Encontrei! Eis a ficha! Tudo bem engenhoso pra simular um atendimento
humano. Que comédia!
— Quá quá quá
quá!
Lígia contou
que havia um corpo que ao se aproximar pra autopsiar sentiu que tinha algum dom
mediúnico. Se concentrou e quando o tocou recebeu uma mensagem que dizia Sirva café e
mate. Em seguida uma sensação de que o assassino não tinha alma.
— A vítima
teve sensação de que o assassino não tinha alma. Como uma coisa, não uma
pessoa.
— Um robô! —
Disse Mário. Gláuder chamou Pauloco.
— Ciro,
precisamos de teu serviço de vuaiê, espião erótico, o que seja. Tens um celular
novinho, equipado com raio-x, pra ver as garotas embaixo da roupa.
— Sim. Comprei
no Mercado Livre.
— Dês um jeito
de o esconder. Se encontrarmos o robô logo perceberemos. Deve ser alguém que
não viaja, pois logo veriam sua engrenagem no aeroporto.
— Se viaja
muito já está com câncer, de tanto passar no raio-x do aeroporto. Hahahaha. —
Disse Mário. — Talvez seja um sujeito esquisito, meio zumbi.

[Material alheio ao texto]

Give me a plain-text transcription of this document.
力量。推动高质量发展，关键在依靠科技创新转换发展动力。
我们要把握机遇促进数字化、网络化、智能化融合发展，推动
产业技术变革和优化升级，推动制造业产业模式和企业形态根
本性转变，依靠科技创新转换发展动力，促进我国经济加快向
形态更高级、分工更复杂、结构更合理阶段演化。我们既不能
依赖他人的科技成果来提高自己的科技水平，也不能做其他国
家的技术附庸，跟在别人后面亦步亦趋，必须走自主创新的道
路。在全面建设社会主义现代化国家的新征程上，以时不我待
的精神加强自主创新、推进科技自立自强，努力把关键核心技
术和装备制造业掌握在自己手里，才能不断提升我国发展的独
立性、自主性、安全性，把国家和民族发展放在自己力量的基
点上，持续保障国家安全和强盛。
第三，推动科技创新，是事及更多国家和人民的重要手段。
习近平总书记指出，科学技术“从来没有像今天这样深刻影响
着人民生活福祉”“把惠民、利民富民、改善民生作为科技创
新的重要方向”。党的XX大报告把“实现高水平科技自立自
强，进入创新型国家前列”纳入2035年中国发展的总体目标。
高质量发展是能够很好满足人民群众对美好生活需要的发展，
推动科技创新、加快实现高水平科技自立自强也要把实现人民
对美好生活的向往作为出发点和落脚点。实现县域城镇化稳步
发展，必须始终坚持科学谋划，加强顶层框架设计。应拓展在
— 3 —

Ou um palestrante
bem-falante.
— Fico com o
zumbi. A inteligência artificial ainda está muito embrionária. Pauloco. Precisamos
de teu serviço de ráquer, cráquer, fráquer, quáquer ou sei-lá mais o quê, caso
seja um robô conectado.
Ciro:
— Tenho de
focar nas funcionárias também. Pois pode ser uma roboa.
4
Mato e morro,
nos dois sentidos
De visita a
visita chegaram ao CPD duma empresa terceirizada, que fornecia o suporte ao
telemarquetim, mas que ainda funcionava em estágio experimental na cidade. Ciro
apontou o sujeito sem víscera. Era um contínuo. Não era de muita conversa e
parecia mesmo um daqueles tipos rotineiros, bem simplórios. Um inquérito
revelou que vivia de casa ao trabalho, do trabalho a casa. Em casa não tinha
vestígio de atividade intelectual, mesmo vivendo sozinho.
Pauloco
invadiu o computador do sujeito e achou a frase Sirva café e mate dentro dum
arquivo .dll, numa pasta que nada tinha a ver com o sistema do computador.
— Se o robô
entrou em conflito com o duplo sentido da frase pode ter executado o comando
sob os dois sentidos!
Um colega
confirmou:
— Quando fazia
algo parecia normal mas ao servir café e tereré ficava meio baratinado. Um
sujeito bem esquisito!
Mário rabiscou
um bilhete e passou a Gláuder.
— Temos de o
vigiar, pois caso seja o assassino pode matar a qualquer momento. Deixaremos
Frankenstein, e o médico e o monstro de lado e brincaremos de Gólem. Pauloco,
troques o comando ali. Escrevas Mato não, morro. Então o seguiremos.
Naquele fim de
expediente o robô não matou. Perambulou na cidade evitando os matagais e
procurando as ladeiras. No alto da última rasgou o peito com a mão e arrancou
uns fios, rolando até cair inerte.
O verdadeiro
funcionário tinha uma fortuna obtida na explosão de caixas eletrônicos e pusera
o robô pra trabalhar em seu lugar enquanto desfrutava férias perenes. Foi preso
esquiando em Bariloche.
Mário levou o
robô.
— Será meu
escravo escaneador. Experimentarei um projeto de inteligência artificial pra
que escaneie livro e gibi exatamente como se fosse eu.